Famine Trail Walk

Famine Trail Walk and Famine Emigrant Play

On this coming Easter Saturday, 15th April, several members of the Kavanagh family from Canada return to Sligo to take part in another Famine Trail walk from their ancestral home in Cross, south Sligo, to Sligo Port repeating the walk their ancestors took when leaving Sligo at the peak of the Great famine in April 1847.

This walk of over twenty miles will start in Keash at 9.15 am that morning and will arrive at the Custom Quay in Sligo about 4pm.  Relations of the Canadian family living here will join their now recently acquired Canadian cousins for the walk as will other walkers from Sligo. Those wishing to join are welcome to do so, just turn up at the start or join in as the walk goes through your town or community.  Walkers are expected to reach Ballymote around 10.45am, Collooney around 1pm, Ballysodare around 1.45pm and Sligo Quays at about 4.00 pm.
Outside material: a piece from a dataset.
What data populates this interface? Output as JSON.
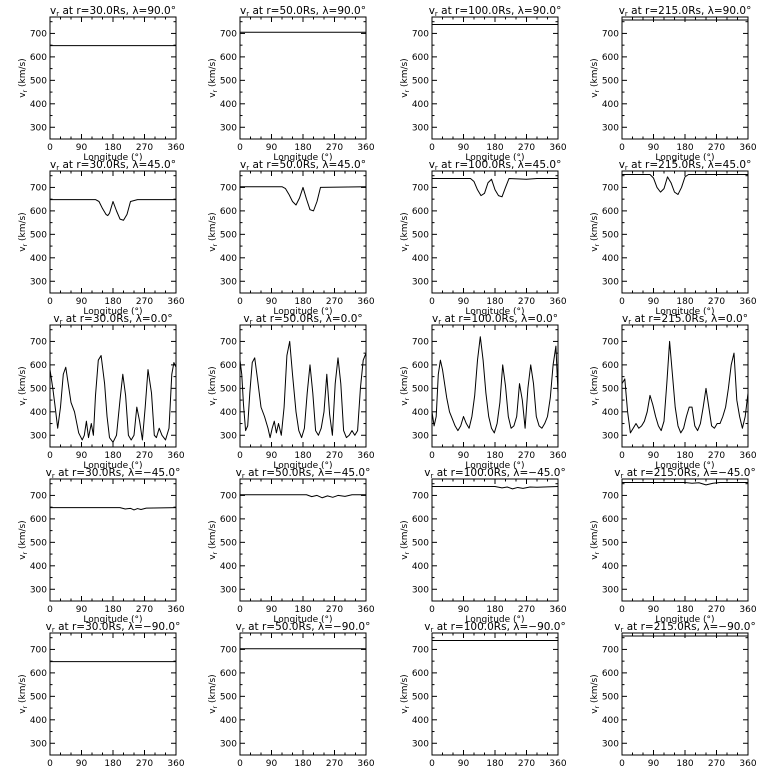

Mayor Marie Casserly will welcome the group at City Hall after 4pm.

While in Ireland for the walk, Rose Marie Stanley, a fifth generation descendant of Patrick and Sarah Kaveney - who were given the name Kavanagh on arrival in Canada - will present a play she has written in memory of her Famine ancestors in both the community hall in Cliffoney and the parish hall in Keash.  This will be the first time this play, entitled “Emigrant: Woven threads from the Caves of Keash to the Capes of Forillon”, is presented and this will take place on Thursday 20th April at 8.30pm in Cliffoney where Anne Hoey, together with the local hall committee, will assist in this first presentation.  Later that week, on Saturday 22nd April, a second presentation will take place in Keash.  The play recalls the epic journey undertaken by Sarah Mc Donough Kaveney and her family from leaving her home in south Sligo, through the sinking of the Carricks and the loss of her five daughters, and through her struggles and achievements as she set up a new home and a new family in eastern Canada. 

Patrick and Sarah Kaveney with their six children left Sligo on the Carrick’s in early April 1847 but it sank after crashing into the rocks at Cap des Rosiers, on the Canadian coast, later that month.  Only 48 of 173 passengers survived and among those drowned were five of the Kaveney children, all girls.  Both parents and their son Martin survived and lived on in Jersey Cove near the shipwreck site.  Eight years later Patrick also died when caught out in a snow storm leaving Sarah and son Martin, plus four additional children born in Canada.

Since research by Mullaghmore and Cliffoney Historical Society made the link between the Kaveney family of Cross and the Kavanagh family of Jersey Cove, Canada and told this story with that of the large scale emigration from Lord Palmerston’s Sligo estates to Canada in 1847, interest in these happenings has increased in Canada.  Several more descendants of survivors were identified since 2013 by the Mullaghmore Society and the growing descendant community in Canada and the increased interest in their story has led to two short films been produced there on the topic, both for release this year.   Interest has also grown on a mass grave uncovered last year near the site where the Carrick’s sank, on-going analysis of its remains may disclose whether any are of the Sligo emigrants drowned nearby. 

Mayor Marie Casserly will welcome the group at City Hall between 3.30pm and 4pm.